Энтони никогда не отличался чрезмерным любопытством, однако туманные намеки Олив сделали свое – его так и подмывало спросить Коппертуэйта, почему место гораздо лучшее он променял на худшее? Впрочем, не стоит, сказал он себе и, копируя привычку Олив, тут же повторил: не стоит. Всему свое время, всему свое время.

Громоподобные звуки – это Коппертуэйт распаковывал чемоданы – внезапно прекратились, и в дверях гостиной появился Коппертуэйт. Да, это явно был он, в шоферском наряде с иголочки, новенький и блестящий, в руках форменная фуражка.

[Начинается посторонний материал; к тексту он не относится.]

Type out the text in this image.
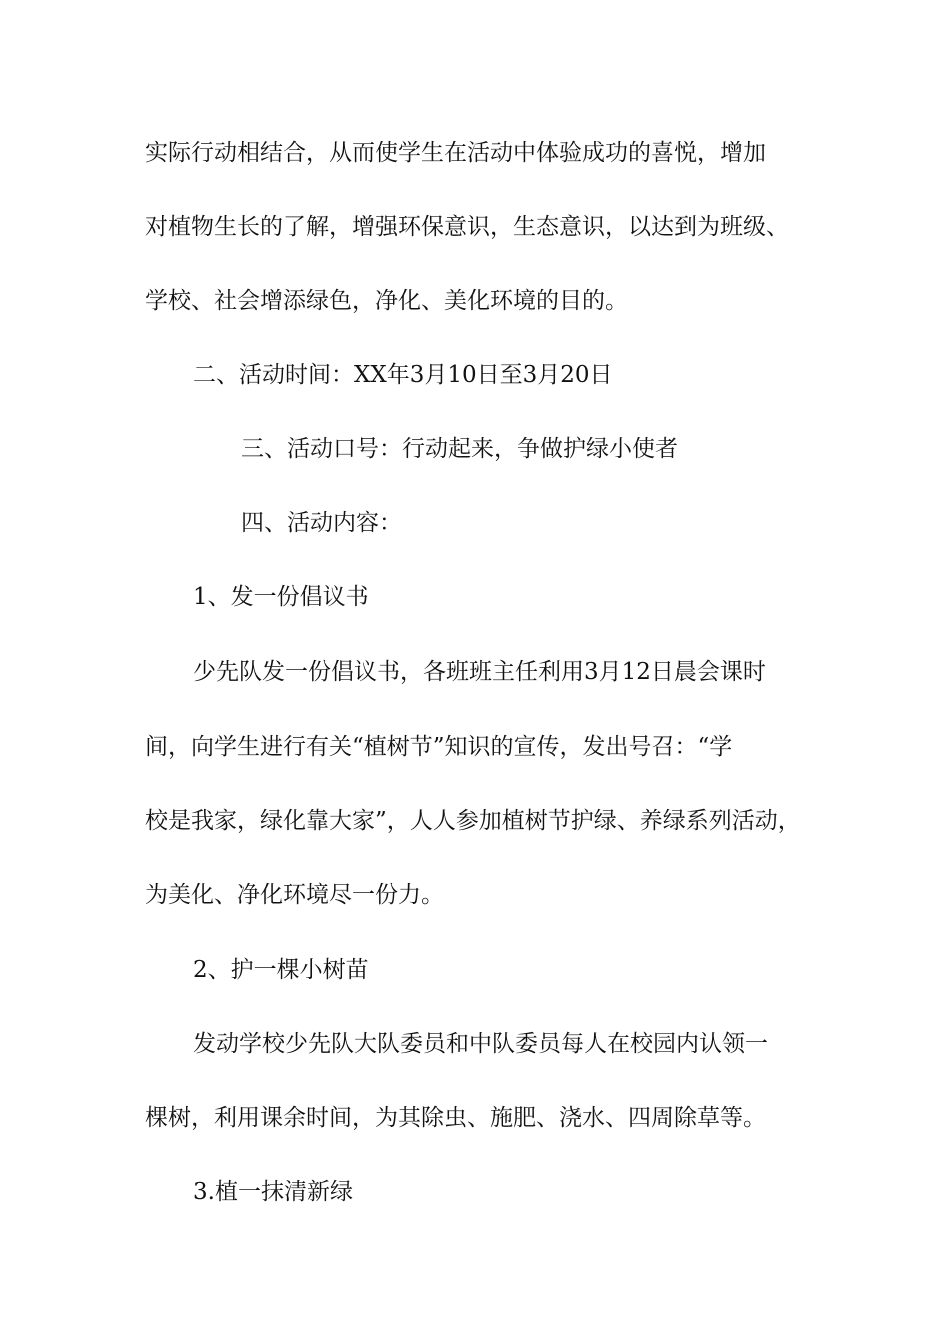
实际行动相结合，从而使学生在活动中体验成功的喜悦，增加
对植物生长的了解，增强环保意识，生态意识，以达到为班级、
学校、社会增添绿色，净化、美化环境的目的。
二、活动时间：XX年3月10日至3月20日
三、活动口号：行动起来，争做护绿小使者
四、活动内容：
1、发一份倡议书
少先队发一份倡议书，各班班主任利用3月12日晨会课时
间，向学生进行有关“植树节”知识的宣传，发出号召：“学
校是我家，绿化靠大家”，人人参加植树节护绿、养绿系列活动，
为美化、净化环境尽一份力。
2、护一棵小树苗
发动学校少先队大队委员和中队委员每人在校园内认领一
棵树，利用课余时间，为其除虫、施肥、浇水、四周除草等。
3.植一抹清新绿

– Сэр, вас куда-нибудь отвезти?

Ага, подумал про себя Энтони, сэр, а не мистер Истерфилд, как в былые времена.

– Пожалуй, нет, Коппертуэйт, – ответил Энтони, поднимаясь с кресла, дабы приветствовать столь пышное явление. – Ехать мне некуда, и я не уверен, что машина (лучше бы ее не вспоминать, эту беспородную колымагу)… как говорится, на ходу. Ею давно не пользовались… – Он умолк, решив, что продолжать бестактно.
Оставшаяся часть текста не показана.